Kau selalu mengelak bila kukatakan bahwa kau tak mencintaiku sepenuh hati. Kau selalu mengatakan bahwa aku membual, tapi kau lupa aku mengenalmu lebih baik dari dirimu sendiri. Aku memang sudah melahirkan anak-anakmu, anak-anak manis kita, tapi aku tidak pernah ingin menghalangimu. Pernikahan bagiku sangat sakral, harus dilandasi mau sama mau, kejujuran dan keterbukaan. Aku masih mau tapi kau tak mau lagi, bagiku sudah cukup alasan untuk melepas mahligai pernikahan kita, kau tahu itu ...

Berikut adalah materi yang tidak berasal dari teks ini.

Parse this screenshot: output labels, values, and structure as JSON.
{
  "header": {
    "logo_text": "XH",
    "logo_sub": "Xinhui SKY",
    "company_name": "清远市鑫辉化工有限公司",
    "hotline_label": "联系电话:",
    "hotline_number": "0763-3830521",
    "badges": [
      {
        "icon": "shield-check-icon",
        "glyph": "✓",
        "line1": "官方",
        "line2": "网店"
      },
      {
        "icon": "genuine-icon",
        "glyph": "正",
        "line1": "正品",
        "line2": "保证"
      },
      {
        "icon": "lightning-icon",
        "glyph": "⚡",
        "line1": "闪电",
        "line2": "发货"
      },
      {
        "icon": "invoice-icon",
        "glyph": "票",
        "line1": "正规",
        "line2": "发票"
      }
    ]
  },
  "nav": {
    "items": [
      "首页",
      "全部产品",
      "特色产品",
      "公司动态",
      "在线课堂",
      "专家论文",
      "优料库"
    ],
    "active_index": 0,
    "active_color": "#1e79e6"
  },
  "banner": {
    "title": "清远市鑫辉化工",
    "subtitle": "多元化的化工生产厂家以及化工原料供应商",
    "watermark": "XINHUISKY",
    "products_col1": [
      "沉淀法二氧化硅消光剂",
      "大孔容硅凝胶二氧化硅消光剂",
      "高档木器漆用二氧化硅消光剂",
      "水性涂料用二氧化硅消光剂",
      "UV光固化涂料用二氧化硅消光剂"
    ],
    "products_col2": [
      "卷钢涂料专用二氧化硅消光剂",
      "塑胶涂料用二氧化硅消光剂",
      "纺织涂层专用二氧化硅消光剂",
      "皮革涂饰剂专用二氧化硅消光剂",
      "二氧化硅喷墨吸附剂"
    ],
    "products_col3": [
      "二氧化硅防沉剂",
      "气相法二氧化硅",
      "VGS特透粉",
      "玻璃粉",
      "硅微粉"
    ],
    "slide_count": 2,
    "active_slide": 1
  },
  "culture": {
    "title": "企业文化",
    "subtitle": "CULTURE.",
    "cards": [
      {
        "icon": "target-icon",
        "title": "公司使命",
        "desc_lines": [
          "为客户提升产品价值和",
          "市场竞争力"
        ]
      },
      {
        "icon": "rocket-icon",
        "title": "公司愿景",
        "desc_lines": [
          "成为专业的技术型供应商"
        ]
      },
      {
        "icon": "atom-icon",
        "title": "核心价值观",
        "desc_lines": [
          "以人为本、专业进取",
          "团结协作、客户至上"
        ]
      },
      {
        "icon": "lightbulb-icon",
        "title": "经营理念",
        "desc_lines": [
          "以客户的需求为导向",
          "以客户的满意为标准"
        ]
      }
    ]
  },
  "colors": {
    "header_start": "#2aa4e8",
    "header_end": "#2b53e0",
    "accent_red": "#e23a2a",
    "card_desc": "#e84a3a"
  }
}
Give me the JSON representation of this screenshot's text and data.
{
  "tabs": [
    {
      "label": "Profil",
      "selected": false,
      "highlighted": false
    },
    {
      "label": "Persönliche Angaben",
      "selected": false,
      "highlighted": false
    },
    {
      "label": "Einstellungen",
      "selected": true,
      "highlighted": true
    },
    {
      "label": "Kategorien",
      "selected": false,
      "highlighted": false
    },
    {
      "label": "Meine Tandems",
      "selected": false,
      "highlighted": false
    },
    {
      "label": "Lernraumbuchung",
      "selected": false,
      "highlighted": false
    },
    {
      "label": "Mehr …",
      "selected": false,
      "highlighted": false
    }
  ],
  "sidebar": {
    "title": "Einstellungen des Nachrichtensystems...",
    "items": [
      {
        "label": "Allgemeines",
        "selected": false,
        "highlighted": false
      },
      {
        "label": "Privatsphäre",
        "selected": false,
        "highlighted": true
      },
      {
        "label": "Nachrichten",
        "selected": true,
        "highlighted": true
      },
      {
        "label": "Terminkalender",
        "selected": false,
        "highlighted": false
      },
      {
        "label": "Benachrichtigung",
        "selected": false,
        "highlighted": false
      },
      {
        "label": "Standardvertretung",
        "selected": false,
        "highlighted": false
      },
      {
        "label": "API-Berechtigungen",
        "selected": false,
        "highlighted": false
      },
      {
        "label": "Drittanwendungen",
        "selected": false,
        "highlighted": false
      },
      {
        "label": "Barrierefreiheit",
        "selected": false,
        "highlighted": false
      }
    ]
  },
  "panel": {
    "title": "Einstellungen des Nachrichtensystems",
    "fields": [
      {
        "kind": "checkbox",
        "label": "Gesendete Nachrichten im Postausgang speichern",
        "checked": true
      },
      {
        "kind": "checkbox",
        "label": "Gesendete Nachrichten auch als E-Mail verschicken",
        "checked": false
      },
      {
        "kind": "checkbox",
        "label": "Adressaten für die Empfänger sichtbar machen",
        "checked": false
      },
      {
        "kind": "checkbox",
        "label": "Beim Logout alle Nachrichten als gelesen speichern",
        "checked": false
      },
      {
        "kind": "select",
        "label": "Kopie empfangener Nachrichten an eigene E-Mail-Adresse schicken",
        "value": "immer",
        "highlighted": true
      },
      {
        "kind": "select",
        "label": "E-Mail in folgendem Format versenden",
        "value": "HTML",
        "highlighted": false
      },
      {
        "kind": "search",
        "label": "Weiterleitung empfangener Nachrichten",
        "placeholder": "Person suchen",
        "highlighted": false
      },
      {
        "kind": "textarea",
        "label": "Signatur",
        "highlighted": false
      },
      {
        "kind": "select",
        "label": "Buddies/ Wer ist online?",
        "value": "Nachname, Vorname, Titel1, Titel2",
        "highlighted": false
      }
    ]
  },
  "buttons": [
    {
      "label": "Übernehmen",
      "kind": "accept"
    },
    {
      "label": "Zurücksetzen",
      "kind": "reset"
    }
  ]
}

Bagiku, kau dan anak-anak adalah segalanya. Tapi bagimu bahwa aku segalanya hanya ada di bibirmu saja, dalam prakteknya selalu yang lain lebih penting dan lebih benar. Namun, selama kau tetap mau aku dan kau jujur serta terbuka padaku, aku pun akan terus setia, kau tahu itu ...
Namun sekarang, semua berakhir dengan jelas. Terimakasih atas kejujuranmu dan 25 tahun kebersamaan kita, terimakasih juga atas anak-anak manis yang kau berikan, aku sangat menghargainya, kau tahu itu ...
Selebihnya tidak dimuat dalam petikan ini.